Même si le terme “Europe” est plutôt bien perçu dans l’Italie politique, le modèle prôné par Maroni n’est pas vraiment bien accueilli à Rome ou ce projet est plutôt apparenté à une forme de sécession du Nord en douceur :

“Ce n’est pas une rupture, c’est juste une évolution dans la transformation d’une Italie fédérale qui n’a jamais été achevée. cela permettra de valoriser les régions, de leur offrir une certaine autonomie. C’est une bonne chose, démocratique, qui permet de reconnaitre leur importance. C’est ce que signifie le terme macro-région.
Je parle toujours du Nord et je dis bien le Nord pas la Padanie parce que évoquer Nord implique le Sud, dont nous avons besoin pour exister et pouvoir dialoguer. Simplement, après toutes ces années, nous disons que le Nord devrait penser un peu plus à ses propres intérêts. “

Comme dans toute séparation, l’argent est le sujet le plus sensible: le projet de macro-région de la Ligue du Nord prévoit que chaque région conserve près de 75% des impôts payés sur son territoire. Ce qui implique que les riches régions du Nord auront encore plus de pouvoir qu’aujourd’hui, les plus pauvres devant revoir leurs politiques de dépenses :

“C’est notre argent. Si nous étions un état indépendant nous conserverions 100% de cet argent. Nous sommes, jusqu‘à aujourd’hui, partie intégrante d’un Etat national, et actuellement en Lombardie, seuls 66%, ou environ 2/3 de nos impôts, restent dans la région. Nous voulons augmenter ce quota à 75% soit 16 milliards d’euros en plus par an. Avec cet argent, nous pourrions régler tous nos problèmes et nous pourrions apporter du travail aux autres régions. Cela veut dire que les autres régions doivent améliorer leurs performances en terme de dépenses publiques, c’est d’ailleurs ce qu’ils doivent faire quoiqu’il arrive.”

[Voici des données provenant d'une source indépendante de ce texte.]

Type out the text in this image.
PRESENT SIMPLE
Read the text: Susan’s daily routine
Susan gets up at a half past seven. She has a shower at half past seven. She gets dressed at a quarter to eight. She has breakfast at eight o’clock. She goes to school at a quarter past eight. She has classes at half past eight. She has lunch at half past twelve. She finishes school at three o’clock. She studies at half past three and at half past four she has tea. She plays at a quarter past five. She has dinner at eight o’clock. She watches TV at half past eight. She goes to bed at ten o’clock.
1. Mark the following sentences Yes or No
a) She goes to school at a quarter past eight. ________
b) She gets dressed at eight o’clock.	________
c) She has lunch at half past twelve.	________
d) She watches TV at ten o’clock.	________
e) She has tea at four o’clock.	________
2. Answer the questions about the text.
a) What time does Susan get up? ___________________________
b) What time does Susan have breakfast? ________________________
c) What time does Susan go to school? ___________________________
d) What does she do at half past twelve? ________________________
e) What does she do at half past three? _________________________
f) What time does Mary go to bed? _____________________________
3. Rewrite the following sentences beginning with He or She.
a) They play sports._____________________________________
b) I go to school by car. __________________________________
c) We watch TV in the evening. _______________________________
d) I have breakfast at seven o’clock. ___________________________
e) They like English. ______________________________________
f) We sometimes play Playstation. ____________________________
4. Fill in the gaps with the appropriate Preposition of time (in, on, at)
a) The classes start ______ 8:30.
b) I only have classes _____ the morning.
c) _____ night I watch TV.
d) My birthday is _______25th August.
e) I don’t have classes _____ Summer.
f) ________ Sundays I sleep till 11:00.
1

Roberto Maroni vit une campagne électorale animée: il multiplie les apparitions médiatiques, les meetings et les bains de foule. Oubliés, les traditionnels discours extrémistes devant une foule pittoresque. Ils ont disparus en même temps que leur leader historique, Umberto Bossi.
Tout cela n‘était que folklore mais la Ligue du Nord a quand même souvent été marquée par les phrases ou propositions chocs considérées comme inacceptable en Europe. Le nouveau leader de la Ligue du Nord estime que son parti est victime d’un amalgame nauséabond :

“Vous savez, Einstein disait qu’il est plus facile de désintégrer un atome qu’un préjugé. C’est un préjugé répandu mais complètement injustifié. Nous ne sommes pas populistes sauf si cela veut dire que nous sommes proches du peuple. Le peuple est notre force. Nous sommes un parti fortement implanté dans sa région, plus qu’aucun autre. Nous sommes présents dans toutes les municipalités du Nord, comme personne d’autre. Nous rassemblons tant de personnes, des milliers et des milliers de militants, des gens normaux, qui font parties du peuple, qui nous supportent, plus qu’aucuns autres.
ceux qui en Europe se comportent comme des professeurs et nous pointent toujours du doigt, je les invite à venir nous rendre visite quelques jours, quelques semaines. Ils verront que la réalité, heureusement pour nous, est bien différente que les préjugés qui sont les nôtres en Europe”.